Taking a More Holistic Approach to Global Health Education

In the early 1900s, a course of study at the London School of Hygiene and Tropical Medicine might have meant traveling to a hut in Italy for several months to study the causes of malaria.

Or it might have included sailing to the West Indies to help a team of researchers investigate something called filariasis, a pathogen that seemed to be spread by mosquitoes. It could even have meant heading to Africa to help combat outbreaks of bubonic plague or dysentery.

“The colonial legacy gave rise to schools of tropical medicine,” explained Dr. Peter Piot, who has been the director of the school since 2010. “Belgium, Germany, France, Portugal — all colonial powers had them.”

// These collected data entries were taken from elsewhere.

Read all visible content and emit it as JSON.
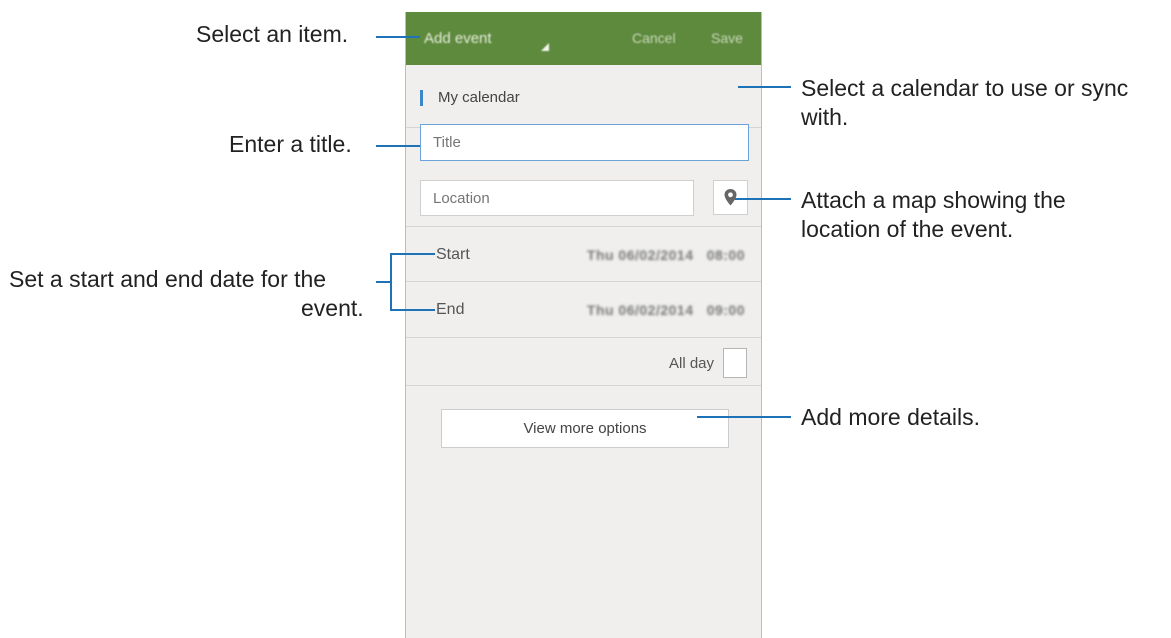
{
  "screen": {
    "action_bar": {
      "title": "Add event",
      "cancel_label": "Cancel",
      "save_label": "Save"
    },
    "calendar_label": "My calendar",
    "title_placeholder": "Title",
    "location_placeholder": "Location",
    "start": {
      "label": "Start",
      "date": "Thu 06/02/2014",
      "time": "08:00"
    },
    "end": {
      "label": "End",
      "date": "Thu 06/02/2014",
      "time": "09:00"
    },
    "all_day_label": "All day",
    "all_day_checked": false,
    "more_options_label": "View more options"
  },
  "callouts": {
    "select_item": "Select an item.",
    "enter_title": "Enter a title.",
    "set_dates_line1": "Set a start and end date for the",
    "set_dates_line2": "event.",
    "calendar_line1": "Select a calendar to use or sync",
    "calendar_line2": "with.",
    "map_line1": "Attach a map showing the",
    "map_line2": "location of the event.",
    "more_details": "Add more details."
  },
  "colors": {
    "action_bar": "#5e8a3e",
    "accent_blue": "#3d86c8",
    "callout_line": "#1e73b8",
    "screen_bg": "#f0efee"
  },
  "icons": {
    "location": "map-pin-icon",
    "spinner": "dropdown-triangle-icon"
  }
}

Such schools’ main purpose, according to Dr. Piot, was to study sicknesses endemic to overseas territories before the diseases reached the European countries’ shores, usually carried by sailors returning home.

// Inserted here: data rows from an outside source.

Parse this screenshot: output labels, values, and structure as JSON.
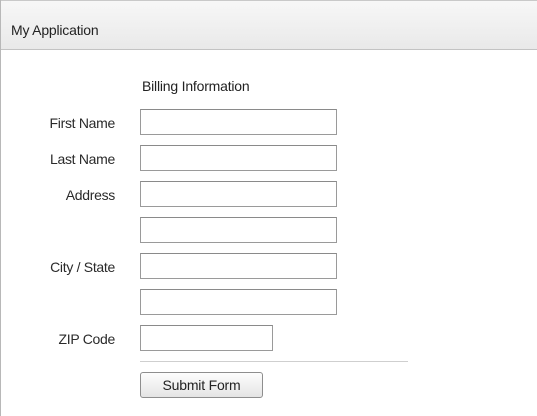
{
  "app": {
    "title": "My Application"
  },
  "form": {
    "heading": "Billing Information",
    "labels": {
      "first_name": "First Name",
      "last_name": "Last Name",
      "address": "Address",
      "city_state": "City / State",
      "zip": "ZIP Code"
    },
    "values": {
      "first_name": "",
      "last_name": "",
      "address_line1": "",
      "address_line2": "",
      "city": "",
      "state": "",
      "zip": ""
    },
    "submit_label": "Submit Form"
  }
}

Today, medical academics say that in an interconnected world, the study of such illnesses has become more complex. Researchers have realized that factors outside biology contribute to patients’ well-being. Addressing public health goes beyond microbes and pathogens, they say, to factors like socioeconomic status and politics.

“Old-school tropical medicine is really a thing of the past,” said Joep Lange, the head of the department of global health at the University of Amsterdam. “All tropical medical schools in Europe have to globalize and connect with top scientists or else they will become obsolete.”

Physicians and academics say that the new approach means thinking about health more broadly, taking into account issues like malnutrition, contaminated water, inadequate health care and government inaction.

With that in mind, a student studying international medicine in 2012 might still travel abroad to learn about new diseases, but might also attend a series of lectures given by anthropologists, political scientists and economists.

Courses these days could include the study of cross-cultural psychiatry, with students chatting online with their counterparts in the Somaliland region of Somalia. Course catalogs have offerings like “The Politics of AIDS in Africa” and “Medical Humanities,” demonstrating the cross-disciplinary approach of 21st-century global health.

Students are also driving the trend.

Mike Kalmus-Eliasz is the global health education director of Medsin, a British student organization that focuses on global health. “I wanted to do something that was a little bit different, and I think that’s generally the case with a lot of students who get involved,” he said. “They are interested in medicine, but they are also interested in the world outside of medicine.”

While in medical school at King’s College London, Mr. Kalmus-Eliasz and his fellow students worked to organize conferences and lectures on aspects of global health that were not normally covered in their curriculum.

Academics acknowledge that universities often lag behind when it comes to formally modifying medical school curricula to include courses that go beyond traditional classes like anatomy and biology.

So medical students interested in global health are going outside of the classroom to learn — independently organizing ad hoc courses on topics like infectious disease and health care economics, attending international conferences on global health and, in some cases, traveling abroad.

“In the old days, you only had people going to the colonies, and then they came back and became professors,” said Pieter van Dooren, who works at the Institute of Tropical Medicine in Belgium.

In Amsterdam, where students say that global health is still a relatively new idea, students like Stijntje Dijk work to create awareness of global health issues, organizing extracurricular lectures and conferences while advocating for more global health courses in medical schools. Ms. Dijk belongs to the Netherlands branch of the International Federation for Medical Students’ Associations.

“It’s part of your own responsibility to acknowledge that the medical curriculum isn’t sufficient to become the best doctor you can be,” Ms. Dijk said.